|Job Description :
||This position performs the operational oversight role responsible for the day-to-day Care Management (CM) team and activities of prior authorization, assessment, reassessment, care planning, coordination of care and research and engagement of community and health services in the Medicaid and Medicare member markets. Possess behavioral health clinical knowledge, understands care management and prior authorization best practices and continuous learning skills. Fluent in medical record review, and understand the relationship between Care Management and primary care, community benefits, and other support opportunities. Responsible for maintaining a highly efficient workforce, meeting CM goals and contractual KPIs, and enhancing the performance of all licensed and non-licensed members of the CM Team. Works in a matrix environment with the Member Market Leads for Medicare and Medicaid.
Oversees care management (CM) team including recruiting, hiring; maintaining staffing competencies, productivity, and team ratios; monitoring qualitative and quantitative measures across all CM team members; and executing corrective actions as necessary.
Tracks and improves care management planning and outcomes across all member stratifications, seeking opportunities to improve and enhance Magellan’s performance in the market.
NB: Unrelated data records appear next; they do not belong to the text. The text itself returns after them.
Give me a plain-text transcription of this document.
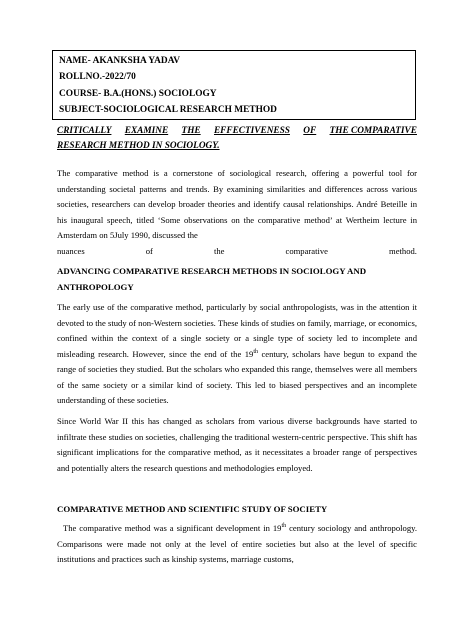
NAME- AKANKSHA YADAV
ROLLNO.-2022/70
COURSE- B.A.(HONS.) SOCIOLOGY
SUBJECT-SOCIOLOGICAL RESEARCH METHOD
CRITICALLY EXAMINE THE EFFECTIVENESS OF THE COMPARATIVE
RESEARCH METHOD IN SOCIOLOGY.
The comparative method is a cornerstone of sociological research, offering a powerful tool for understanding societal patterns and trends. By examining similarities and differences across various societies, researchers can develop broader theories and identify causal relationships. André Beteille in his inaugural speech, titled ‘Some observations on the comparative method’ at Wertheim lecture in Amsterdam on 5July 1990, discussed the
nuances	of	the	comparative	method.
ADVANCING COMPARATIVE RESEARCH METHODS IN SOCIOLOGY AND ANTHROPOLOGY
The early use of the comparative method, particularly by social anthropologists, was in the attention it devoted to the study of non-Western societies. These kinds of studies on family, marriage, or economics, confined within the context of a single society or a single type of society led to incomplete and misleading research. However, since the end of the 19th century, scholars have begun to expand the range of societies they studied. But the scholars who expanded this range, themselves were all members of the same society or a similar kind of society. This led to biased perspectives and an incomplete understanding of these societies.
Since World War II this has changed as scholars from various diverse backgrounds have started to infiltrate these studies on societies, challenging the traditional western-centric perspective. This shift has significant implications for the comparative method, as it necessitates a broader range of perspectives and potentially alters the research questions and methodologies employed.
COMPARATIVE METHOD AND SCIENTIFIC STUDY OF SOCIETY
The comparative method was a significant development in 19th century sociology and anthropology. Comparisons were made not only at the level of entire societies but also at the level of specific institutions and practices such as kinship systems, marriage customs,
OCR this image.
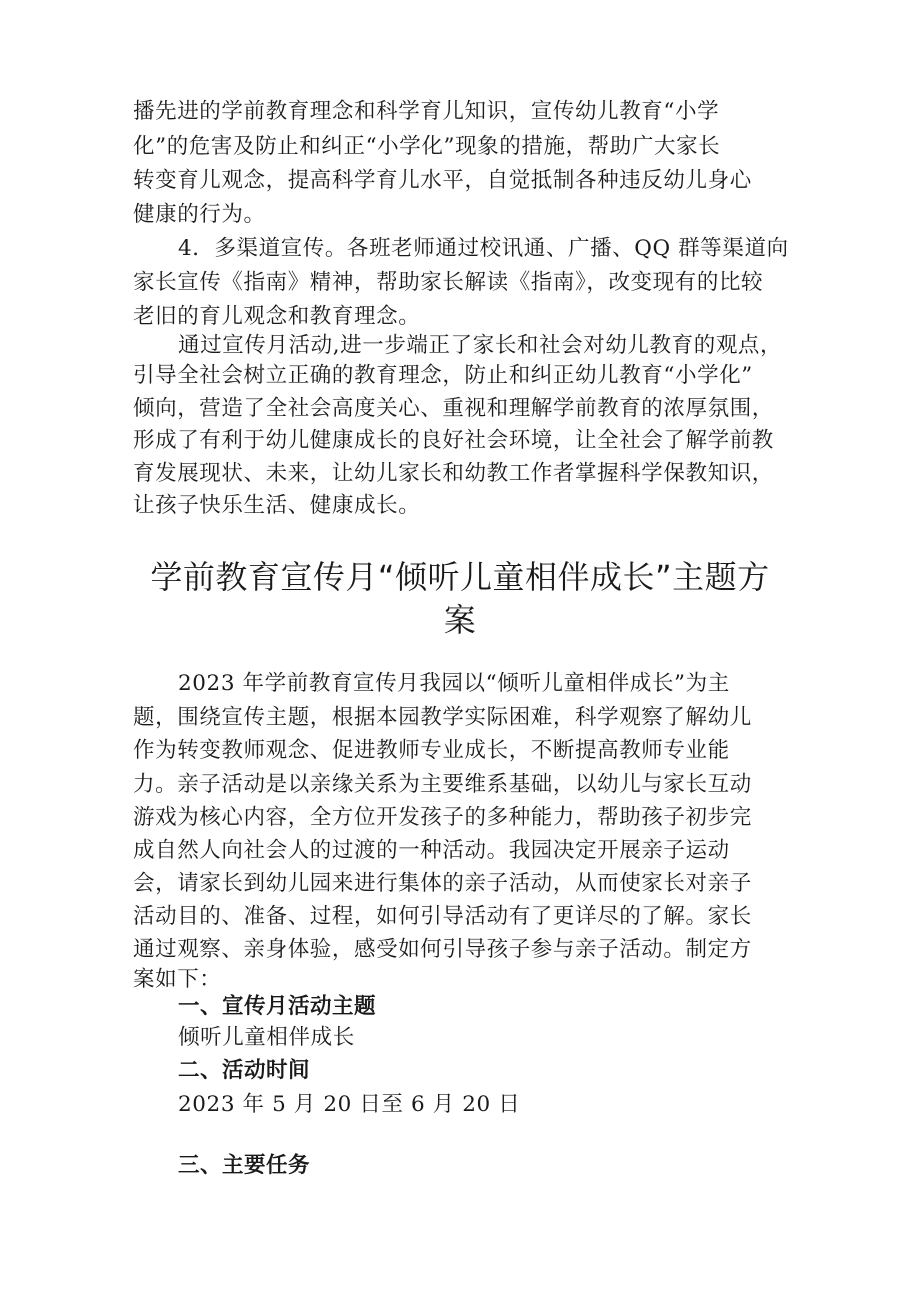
播先进的学前教育理念和科学育儿知识，宣传幼儿教育“小学
化”的危害及防止和纠正“小学化”现象的措施，帮助广大家长
转变育儿观念，提高科学育儿水平，自觉抵制各种违反幼儿身心
健康的行为。
4．多渠道宣传。各班老师通过校讯通、广播、QQ 群等渠道向
家长宣传《指南》精神，帮助家长解读《指南》，改变现有的比较
老旧的育儿观念和教育理念。
通过宣传月活动,进一步端正了家长和社会对幼儿教育的观点，
引导全社会树立正确的教育理念，防止和纠正幼儿教育“小学化”
倾向，营造了全社会高度关心、重视和理解学前教育的浓厚氛围，
形成了有利于幼儿健康成长的良好社会环境，让全社会了解学前教
育发展现状、未来，让幼儿家长和幼教工作者掌握科学保教知识，
让孩子快乐生活、健康成长。
学前教育宣传月“倾听儿童相伴成长”主题方
案
2023 年学前教育宣传月我园以“倾听儿童相伴成长”为主
题，围绕宣传主题，根据本园教学实际困难，科学观察了解幼儿
作为转变教师观念、促进教师专业成长，不断提高教师专业能
力。亲子活动是以亲缘关系为主要维系基础，以幼儿与家长互动
游戏为核心内容，全方位开发孩子的多种能力，帮助孩子初步完
成自然人向社会人的过渡的一种活动。我园决定开展亲子运动
会，请家长到幼儿园来进行集体的亲子活动，从而使家长对亲子
活动目的、准备、过程，如何引导活动有了更详尽的了解。家长
通过观察、亲身体验，感受如何引导孩子参与亲子活动。制定方
案如下：
一、宣传月活动主题
倾听儿童相伴成长
二、活动时间
2023 年 5 月 20 日至 6 月 20 日
三、主要任务
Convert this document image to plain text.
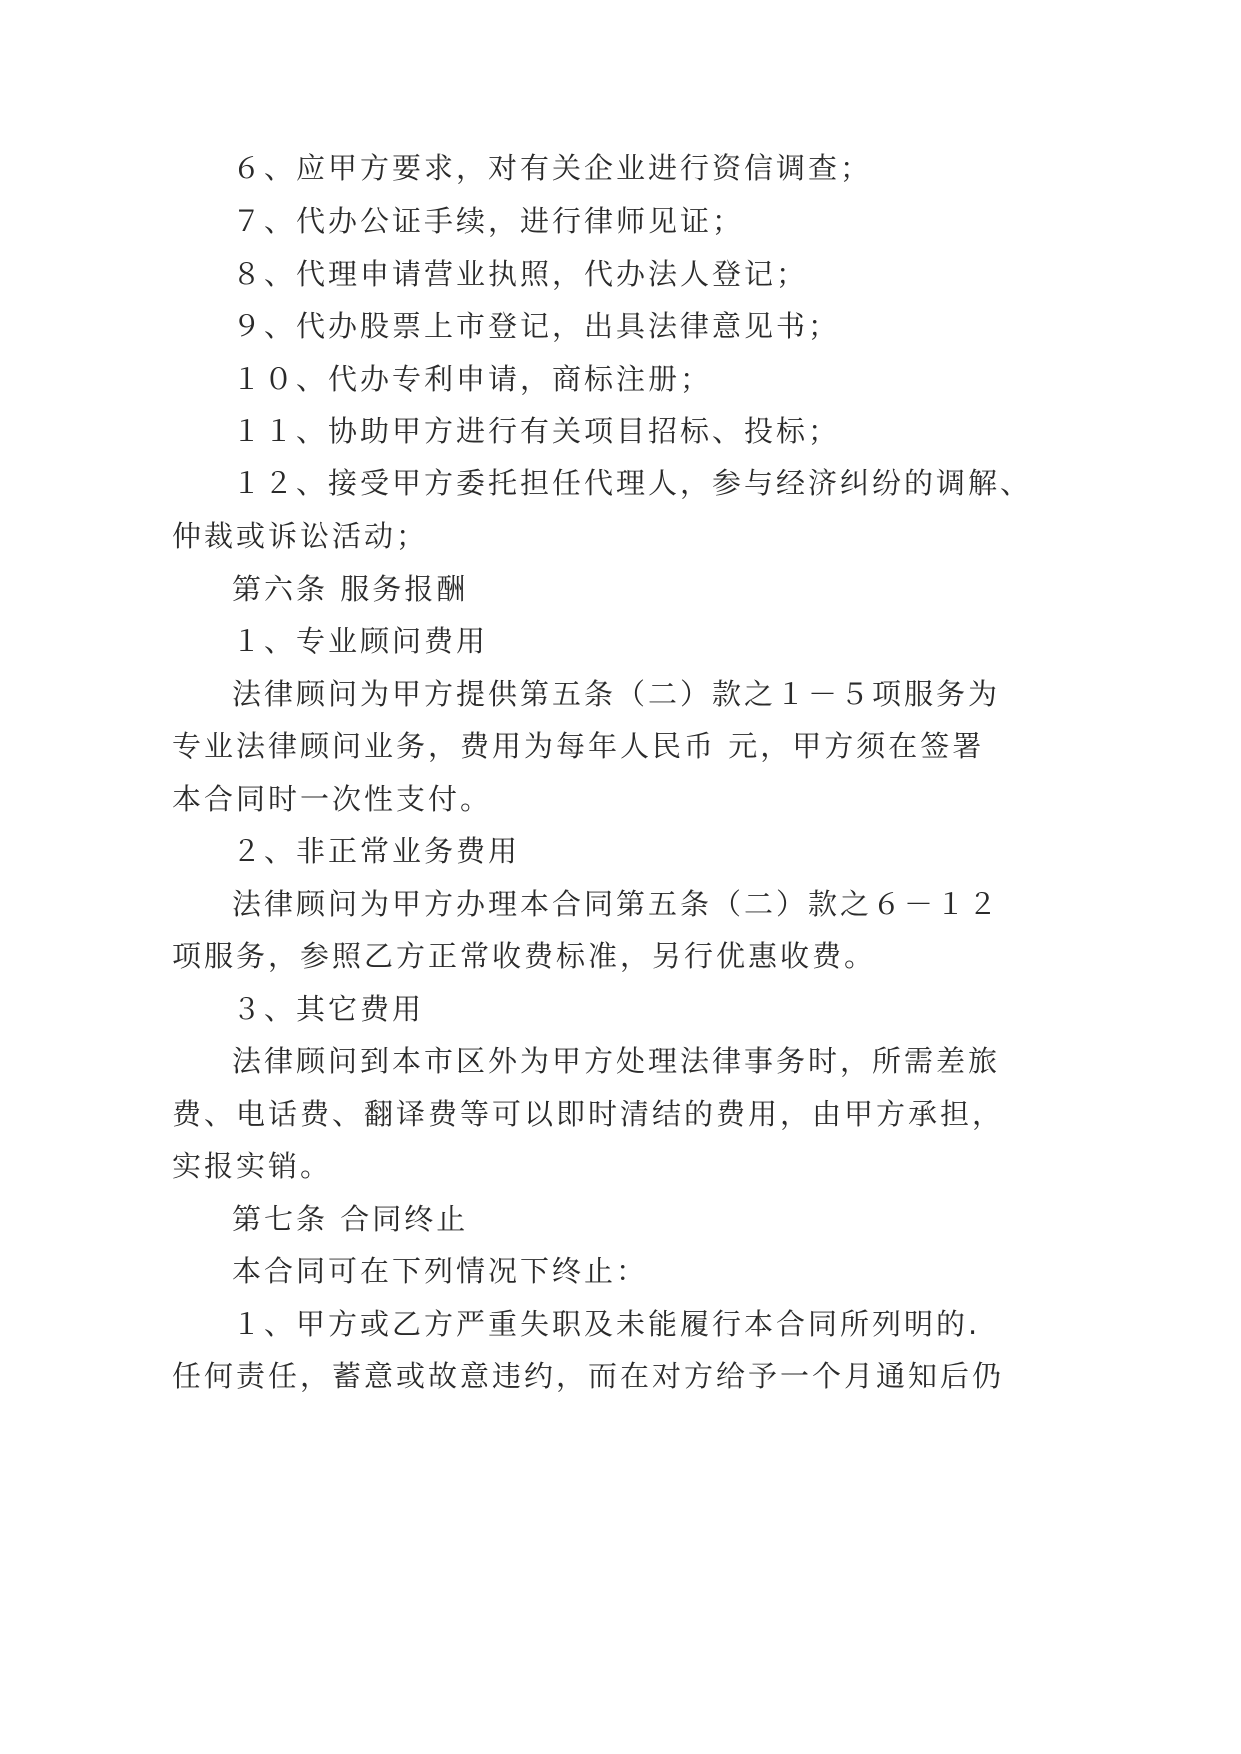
６、应甲方要求，对有关企业进行资信调查；
７、代办公证手续，进行律师见证；
８、代理申请营业执照，代办法人登记；
９、代办股票上市登记，出具法律意见书；
１０、代办专利申请，商标注册；
１１、协助甲方进行有关项目招标、投标；
１２、接受甲方委托担任代理人，参与经济纠纷的调解、
仲裁或诉讼活动；
第六条 服务报酬
１、专业顾问费用
法律顾问为甲方提供第五条（二）款之１－５项服务为
专业法律顾问业务，费用为每年人民币 元，甲方须在签署
本合同时一次性支付。
２、非正常业务费用
法律顾问为甲方办理本合同第五条（二）款之６－１２
项服务，参照乙方正常收费标准，另行优惠收费。
３、其它费用
法律顾问到本市区外为甲方处理法律事务时，所需差旅
费、电话费、翻译费等可以即时清结的费用，由甲方承担，
实报实销。
第七条 合同终止
本合同可在下列情况下终止：
１、甲方或乙方严重失职及未能履行本合同所列明的.
任何责任，蓄意或故意违约，而在对方给予一个月通知后仍
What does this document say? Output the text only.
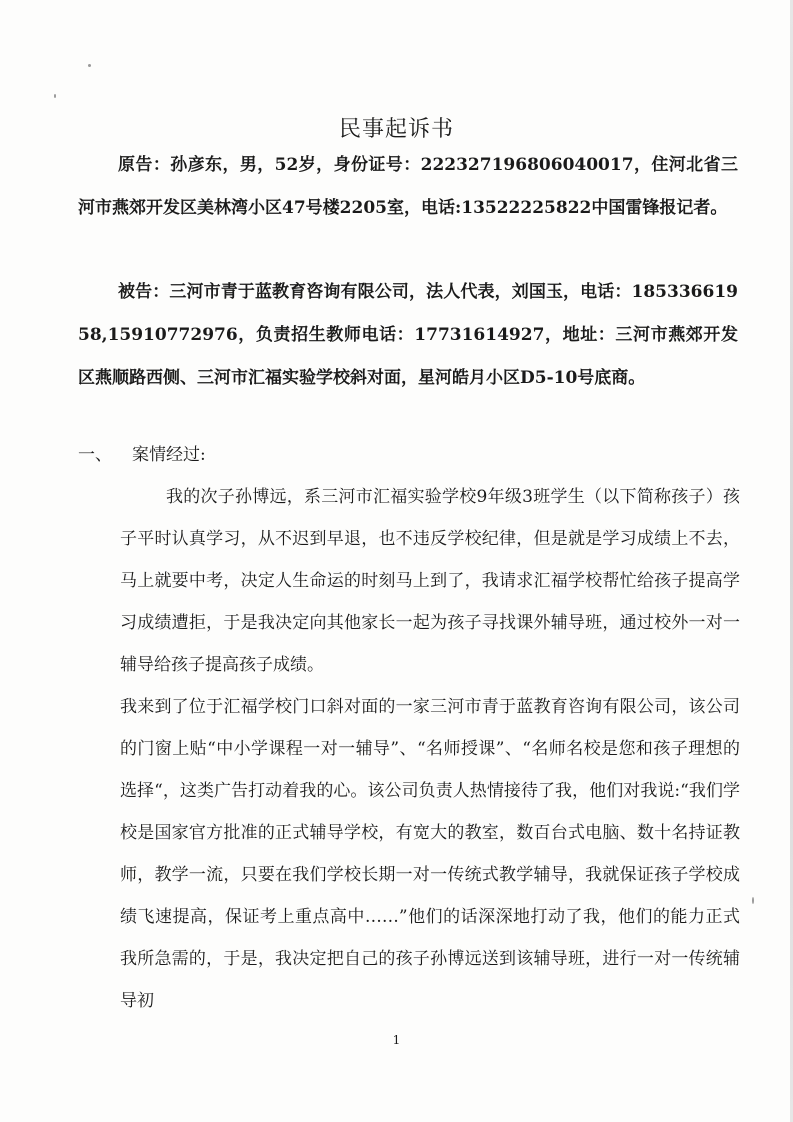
民事起诉书
原告：孙彦东，男，52岁，身份证号：222327196806040017，住河北省三河市燕郊开发区美林湾小区47号楼2205室，电话:13522225822中国雷锋报记者。
被告：三河市青于蓝教育咨询有限公司，法人代表，刘国玉，电话：18533661958,15910772976，负责招生教师电话：17731614927，地址：三河市燕郊开发区燕顺路西侧、三河市汇福实验学校斜对面，星河皓月小区D5-10号底商。
一、 案情经过:
我的次子孙博远，系三河市汇福实验学校9年级3班学生（以下简称孩子）孩子平时认真学习，从不迟到早退，也不违反学校纪律，但是就是学习成绩上不去，马上就要中考，决定人生命运的时刻马上到了，我请求汇福学校帮忙给孩子提高学习成绩遭拒，于是我决定向其他家长一起为孩子寻找课外辅导班，通过校外一对一辅导给孩子提高孩子成绩。
我来到了位于汇福学校门口斜对面的一家三河市青于蓝教育咨询有限公司，该公司的门窗上贴“中小学课程一对一辅导”、“名师授课”、“名师名校是您和孩子理想的选择“，这类广告打动着我的心。该公司负责人热情接待了我，他们对我说:“我们学校是国家官方批准的正式辅导学校，有宽大的教室，数百台式电脑、数十名持证教师，教学一流，只要在我们学校长期一对一传统式教学辅导，我就保证孩子学校成绩飞速提高，保证考上重点高中……”他们的话深深地打动了我，他们的能力正式我所急需的，于是，我决定把自己的孩子孙博远送到该辅导班，进行一对一传统辅导初
1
Oversees all CM operations including the development, documentation, implementation and communication of patient-centered care plans as a function of an interdisciplinary care team.
Oversees medical necessity reviews and prior authorizations.
Oversees and supports education of providers, supporting staff, members and families regarding care management role and health strategies; review all services rendered for appropriateness and levels of CM planning.
Instills a “team” mentality across all staff to support collaboration across licensed and unlicensed members to best execute care management planning and execution.
Monitors, tracks, and identifies trends in CM productivity and KPIs in partnership with the enterprise Quality team and use to adjust processes, procedures, and policies to improve workforce management productivity and operations metrics, or workflows.
Monitors individual team member performances for opportunities to improve effectiveness of member communication techniques; maintain operational dashboard for Care Managers and Care Support performance and reach out to appropriate training and support resources as needed.
Ensures that established policies, procedures, and guidelines are followed at high level of quality.
Monitors task baskets as appropriately assigned by role (to Care Managers & Care Support) and identify potential opportunities for efficiencies and improvements; identify areas where administrative or research tasks can be moved from Care Manager workflows to unlicensed team member workflows.
Works with Medicaid and Medicare Member Market Leads to ensure communication and contractual obligations, and goals are aligned to CM operational, quality, and medical cost KPIs and communicate achievement of performance standards; support ensuring compliance with Commercial regulations and requirements.
Works with Medicaid and Medicare Member Market Leads to develop effective pathways and scripts, stay up to date on market trends and best practices, and understand any opportunities to enhance team research into community support opportunities.
Other Job Requirements
Minimum 5 years of experience in health care, behavioral health, psychiatric or substance abuse health care setting.
Experience leading mixed clinical and administrative teams.
Experience with person-centered care organizations that support individualized plan development.
Experience with Care Management workflows and clinical pathways and/or prior authorizations.
Proficiency with enabling care management technologies, for example TruCare.
Strong organization, time management, and written and communication skills.
Ability to manage and oversee activities of a care plan.
Knowledge of utilization management procedures, mental health and substance abuse community resources and providers.
Knowledge and experience in inpatient and/or outpatient setting.
Understanding of plan benefit structures, psychiatric/medical terminology, call center terminology and operations.
General Job Information
Manager, Care Management, Medicaid and Medicare – Remote
Work Experience – Required
Work Experience – Preferred
Education – Required
Bachelors – Nursing, Bachelors – Social Work, Masters – Social Work
Education – Preferred
License and Certifications – Required
BCBA – Board Certified Behavior Analyst – Care Mgmt, Current licensure required for this position that meets State, Commonwealth or customer-specific requirements – Care Mgmt, LCSW – Licensed Clinical Social Worker – Care Mgmt, LMFT – Licensed Marital and Family Therapist – Care Mgmt, LMHC – Licensed Mental Health Counselor – Care Mgmt, LMSW – Licensed Master Social Worker – Care Mgmt, LPCC – Licensed Professional Clinical Counselor – Care Mgmt, LPC – Licensed Professional Counselor – Care Mgmt, PC – Professional Counselor – Care Mgmt, RN – Registered Nurse, State and/or Compact State Licensure – Care Mgmt
License and Certifications – Preferred
Magellan Health, Inc. is proud to be an Equal Opportunity Employer and a Tobacco-free workplace. EOE/M/F/Vet/Disabled.
Every employee must understand, comply with and attest to the security responsibilities and security controls unique to their position; and comply with all applicable legal, regulatory, and contractual requirements and internal policies and procedures.